Madrecki, a Chicago native, bemoans the lack of deep dish pizza in D.C. But lesser recognized is Chicago’s thin-crust pizza, which is baked longer than your average pie and has a cracker-like crust. Vin & Vic’s will serve both styles.
One of Madrecki’s admittedly “crack-pot” ideas is a whole “Chicago-style” octopus. Think Chicago-style hot dogs topped with mustard, relish, and the works—but with octopus tentacles in the place of sausages. He explains the textures can be very similar. A platter for groups of six or more will go for $90 and must be ordered in advance by email. There will also be a few pastas, salads, and meats. For dessert, Vin & Vic’s will serve popcorn ice cream with cheddar and caramel. The kitchen will be open from 4 p.m. until 2 a.m.

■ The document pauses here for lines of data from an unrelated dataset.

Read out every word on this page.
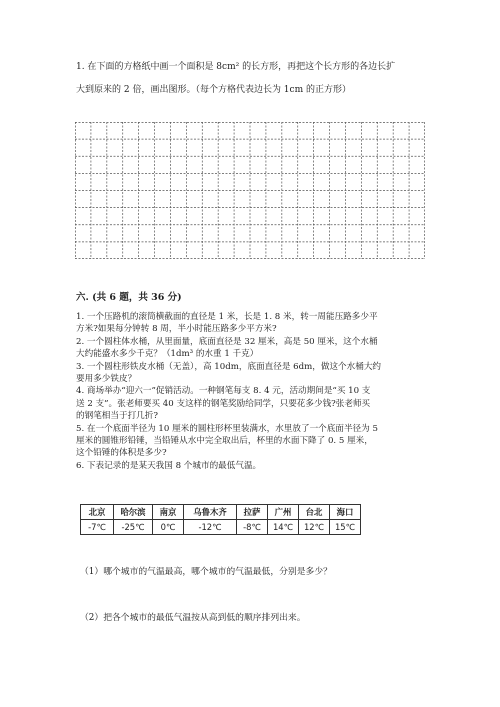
1. 在下面的方格纸中画一个面积是 8cm² 的长方形，再把这个长方形的各边长扩
大到原来的 2 倍，画出图形。（每个方格代表边长为 1cm 的正方形）
六. (共 6 题，共 36 分)
1. 一个压路机的滚筒横截面的直径是 1 米，长是 1. 8 米，转一周能压路多少平
方米?如果每分钟转 8 周，半小时能压路多少平方米?
2. 一个圆柱体水桶，从里面量，底面直径是 32 厘米，高是 50 厘米，这个水桶
大约能盛水多少千克？（1dm³ 的水重 1 千克）
3. 一个圆柱形铁皮水桶（无盖），高 10dm，底面直径是 6dm，做这个水桶大约
要用多少铁皮？
4. 商场举办“迎六一”促销活动。一种钢笔每支 8. 4 元，活动期间是“买 10 支
送 2 支”。张老师要买 40 支这样的钢笔奖励给同学，只要花多少钱?张老师买
的钢笔相当于打几折?
5. 在一个底面半径为 10 厘米的圆柱形杯里装满水，水里放了一个底面半径为 5
厘米的圆锥形铅锤，当铅锤从水中完全取出后，杯里的水面下降了 0. 5 厘米，
这个铅锤的体积是多少?
6. 下表记录的是某天我国 8 个城市的最低气温。
北京	哈尔滨	南京	乌鲁木齐	拉萨	广州	台北	海口
-7℃	-25℃	0℃	-12℃	-8℃	14℃	12℃	15℃
（1）哪个城市的气温最高，哪个城市的气温最低，分别是多少？
（2）把各个城市的最低气温按从高到低的顺序排列出来。
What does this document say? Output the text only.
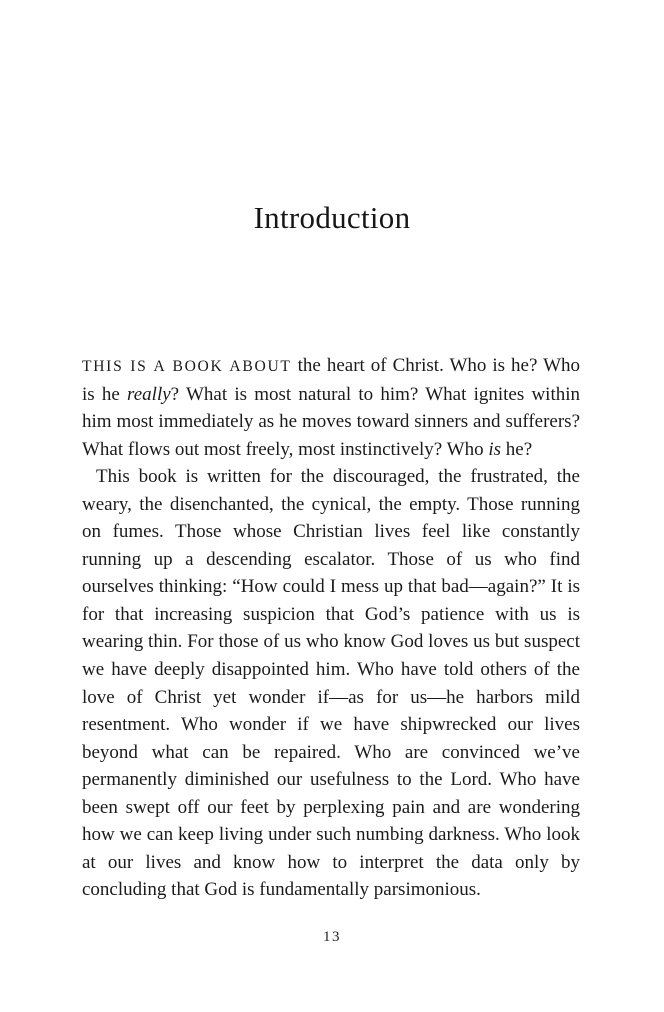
Introduction

THIS IS A BOOK ABOUT the heart of Christ. Who is he? Who is he really? What is most natural to him? What ignites within him most immediately as he moves toward sinners and sufferers? What flows out most freely, most instinctively? Who is he?

This book is written for the discouraged, the frustrated, the weary, the disenchanted, the cynical, the empty. Those running on fumes. Those whose Christian lives feel like constantly running up a descending escalator. Those of us who find ourselves thinking: “How could I mess up that bad—again?” It is for that increasing suspicion that God’s patience with us is wearing thin. For those of us who know God loves us but suspect we have deeply disappointed him. Who have told others of the love of Christ yet wonder if—as for us—he harbors mild resentment. Who wonder if we have shipwrecked our lives beyond what can be repaired. Who are convinced we’ve permanently diminished our usefulness to the Lord. Who have been swept off our feet by perplexing pain and are wondering how we can keep living under such numbing darkness. Who look at our lives and know how to interpret the data only by concluding that God is fundamentally parsimonious.

13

Madrecki is better known for his wine expertise, but the pop-up will also offer $4 drafts of Goose Island beers and $2 shots of Jeppson’s Malört, a bitter spirit that simultaneously disgusts and delights Chicagoans.
Unlike most pop-ups, where chefs have a concept and try to find a space for it, Madrecki says Capitol Lounge’s space inspired the idea for Vin & Vic’s. Madrecki had been talking to Capitol Lounge owner Joe Englert about doing something, but he didn’t know what until he saw the old gas pizza ovens in the kitchen. “That’s a thing you see all over in Chicago, but you don’t see it in D.C.,” Madrecki says.
The pop-up is named after Madrecki’s grandfather, Victor Madrecki, who was a cook in the Marines and later a Chicago police officer, providing security to Russian fur importers on the side. He drank a lot and had ice cream at the end of every day.
“He was every blue collar guy’s dream of Chicago,” Madrecki says.
If the Jan. 8 pop-up goes well, Vin & Vic’s will likely return weekly or biweekly.